Conversely, 9 of the 10 states with the lowest rates of teen births voted Democratic in 2004; North Dakota was the only red state to crack the top 10. (Sarah Palin's home state of Alaska is in the middle of the pack at number 23.)
Of course, a wide range of demographic, economic and other factors influence the rates of teen pregnancy and out-of-wedlock births across the United States. But bad social policy is surely among them. And make no mistake, bad policy on sex education is exactly what John McCain and soon-to-be grandmother Sarah Palin have in mind for all 50 states.
UPDATE: The Washington Post is now reporting that Governor Palin "earlier this year used her line-item veto to slash funding for a state program benefiting teen mothers in need of a place to live."
I think if girls play around then it should be
up to the parent to see that the needs of the girl and baby are met and also to the boy that did it they should not have to use our tax dollors it won't help much
laska, according to Guttmacher, is # 1 for contraception access. So, please, don't preach about "abstinence-only" when you're wrong.

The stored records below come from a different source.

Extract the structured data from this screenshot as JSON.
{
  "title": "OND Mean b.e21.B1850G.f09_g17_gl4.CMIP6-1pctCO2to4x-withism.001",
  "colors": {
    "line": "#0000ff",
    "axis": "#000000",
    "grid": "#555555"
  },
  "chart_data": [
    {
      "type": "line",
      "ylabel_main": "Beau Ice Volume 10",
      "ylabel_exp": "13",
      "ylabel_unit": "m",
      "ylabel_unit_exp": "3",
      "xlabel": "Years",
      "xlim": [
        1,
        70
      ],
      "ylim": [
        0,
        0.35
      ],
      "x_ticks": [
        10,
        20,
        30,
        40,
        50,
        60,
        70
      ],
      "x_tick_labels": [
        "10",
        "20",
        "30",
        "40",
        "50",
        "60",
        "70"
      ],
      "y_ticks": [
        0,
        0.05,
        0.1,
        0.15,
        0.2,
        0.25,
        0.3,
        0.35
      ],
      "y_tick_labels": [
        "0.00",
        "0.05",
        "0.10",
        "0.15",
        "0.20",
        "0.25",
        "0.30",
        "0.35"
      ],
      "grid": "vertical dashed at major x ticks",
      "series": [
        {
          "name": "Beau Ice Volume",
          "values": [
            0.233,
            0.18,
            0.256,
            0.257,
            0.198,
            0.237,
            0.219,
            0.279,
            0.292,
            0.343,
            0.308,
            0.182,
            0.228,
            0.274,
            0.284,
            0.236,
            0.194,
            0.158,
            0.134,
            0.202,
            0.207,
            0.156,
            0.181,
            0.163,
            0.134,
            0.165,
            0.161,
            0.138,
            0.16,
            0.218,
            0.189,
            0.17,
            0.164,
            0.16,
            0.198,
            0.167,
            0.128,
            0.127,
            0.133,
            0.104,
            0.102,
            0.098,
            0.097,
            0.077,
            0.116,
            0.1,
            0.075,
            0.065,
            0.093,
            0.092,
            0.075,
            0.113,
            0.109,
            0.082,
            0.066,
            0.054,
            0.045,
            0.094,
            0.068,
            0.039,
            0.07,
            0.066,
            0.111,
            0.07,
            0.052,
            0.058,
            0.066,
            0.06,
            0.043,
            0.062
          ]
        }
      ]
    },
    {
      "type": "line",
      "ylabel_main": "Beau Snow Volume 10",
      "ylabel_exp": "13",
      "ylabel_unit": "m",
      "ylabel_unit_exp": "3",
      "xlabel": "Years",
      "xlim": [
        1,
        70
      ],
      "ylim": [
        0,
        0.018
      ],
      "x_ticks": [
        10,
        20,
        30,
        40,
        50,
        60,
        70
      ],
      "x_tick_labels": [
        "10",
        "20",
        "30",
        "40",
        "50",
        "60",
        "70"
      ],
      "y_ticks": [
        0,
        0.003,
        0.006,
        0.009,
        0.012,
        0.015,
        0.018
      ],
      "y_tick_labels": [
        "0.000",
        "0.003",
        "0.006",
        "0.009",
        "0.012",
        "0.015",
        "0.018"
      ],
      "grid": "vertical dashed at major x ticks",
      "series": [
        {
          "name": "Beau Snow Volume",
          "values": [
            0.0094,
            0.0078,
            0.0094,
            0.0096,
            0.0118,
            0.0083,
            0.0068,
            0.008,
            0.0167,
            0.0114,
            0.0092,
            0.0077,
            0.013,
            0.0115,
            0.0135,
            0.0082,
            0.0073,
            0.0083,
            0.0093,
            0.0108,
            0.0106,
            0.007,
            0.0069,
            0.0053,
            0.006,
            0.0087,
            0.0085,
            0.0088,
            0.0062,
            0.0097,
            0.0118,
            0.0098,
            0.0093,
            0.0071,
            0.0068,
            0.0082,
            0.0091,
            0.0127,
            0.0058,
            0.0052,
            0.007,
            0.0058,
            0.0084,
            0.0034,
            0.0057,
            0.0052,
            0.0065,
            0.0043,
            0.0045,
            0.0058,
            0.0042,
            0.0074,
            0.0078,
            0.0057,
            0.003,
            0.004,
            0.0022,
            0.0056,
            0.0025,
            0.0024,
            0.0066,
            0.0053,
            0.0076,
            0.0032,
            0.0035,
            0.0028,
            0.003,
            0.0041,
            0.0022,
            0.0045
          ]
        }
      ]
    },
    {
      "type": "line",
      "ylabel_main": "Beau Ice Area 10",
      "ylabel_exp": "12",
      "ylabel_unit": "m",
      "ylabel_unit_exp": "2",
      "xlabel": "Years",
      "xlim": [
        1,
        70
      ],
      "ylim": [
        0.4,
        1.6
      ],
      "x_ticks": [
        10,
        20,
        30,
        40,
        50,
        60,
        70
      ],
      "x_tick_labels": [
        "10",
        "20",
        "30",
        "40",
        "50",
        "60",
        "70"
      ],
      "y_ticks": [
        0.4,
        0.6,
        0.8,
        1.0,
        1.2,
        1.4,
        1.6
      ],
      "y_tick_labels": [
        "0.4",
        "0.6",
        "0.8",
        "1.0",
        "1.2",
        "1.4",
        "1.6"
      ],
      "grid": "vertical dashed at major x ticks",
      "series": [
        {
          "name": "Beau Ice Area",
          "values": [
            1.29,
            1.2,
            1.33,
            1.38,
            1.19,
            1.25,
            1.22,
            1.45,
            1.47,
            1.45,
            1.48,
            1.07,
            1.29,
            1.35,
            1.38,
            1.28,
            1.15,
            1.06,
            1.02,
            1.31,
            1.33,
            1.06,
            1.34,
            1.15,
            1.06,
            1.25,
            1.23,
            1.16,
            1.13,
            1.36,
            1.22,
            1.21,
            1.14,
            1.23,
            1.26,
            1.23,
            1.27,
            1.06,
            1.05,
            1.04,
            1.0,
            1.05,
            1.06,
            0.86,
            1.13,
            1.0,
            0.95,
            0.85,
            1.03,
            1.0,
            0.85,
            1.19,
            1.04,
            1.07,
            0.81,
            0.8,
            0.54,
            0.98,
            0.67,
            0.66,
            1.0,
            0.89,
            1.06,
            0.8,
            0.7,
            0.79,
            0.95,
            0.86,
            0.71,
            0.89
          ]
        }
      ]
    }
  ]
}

Among the 50 states and the District of Columbia, Alaska ranked
* 1st in service availability;
* 14th in laws and policies;
* 1st in public funding; and
* 2nd overall.
http://www.guttmacher.org/pubs/state_data/states/alaska.html
The 28 states participating in a federal abstinence education program and the amount they have received in federal grants this year:
Alabama, $716,369
Arizona, $776,082
Arkansas, $440,640
Florida, $1.9 million
Georgia, $1.1 million
Hawaii, $122,091
Illinois, $1.4 million
Indiana, $565,556
Iowa, $238,648
Kansas, $252,832
Kentucky, $612,974
Louisiana, 962,673
Maryland, $427,257
Michigan, $1.1 million
Mississippi, $621,716
Missouri, $664,196
Nebraska, $164,055
Nevada, $210,130
New Hampshire, $71,177
North Carolina, $936,723
North Dakota, $66,744
Oklahoma, $517,756
Oregon, $365,772
South Carolina, $563,972
South Dakota, $102,285
Texas, $3.6 million
Utah, $216,117
West Virginia, $289,389
Source: Administration for Children and Families, U.S. Department of Health and Human Services
States ranked by rates of pregnancy among women age 15-19 (pregnancies per thousand):
1. Nevada (113)
2. Arizona (104)
3. Mississippi (103)
4. New Mexico (103)
5. Texas (101)
6. Florida (97)
7. California (96)
8. Georgia (95)
9. North Carolina (95)
10. Arkansas (93)
States ranked by rates of live births among women age 15-19 (births per thousand):
1. Mississippi (71)
2. Texas (69)
3. Arizona (67)
4. Arkansas (66)
5. New Mexico (66)
6. Georgia (63)
7. Louisiana (62)
8. Nevada (61)
9. Alabama (61)
10. Oklahoma (60)
Notice a missing state?
And the budget she "slashed" was Covenant House, a faith based place for runaways. They treated about 3500 kids in the last year. The place got federal funding and is expanding into a large space in downtown Anchorage. Don't you fact check?
thank you
That's a ton of money thrown into a futile effort. The funds could have been more productively deployed in telling obese children not to eat so much. Waste, fraud, and abuse writ large.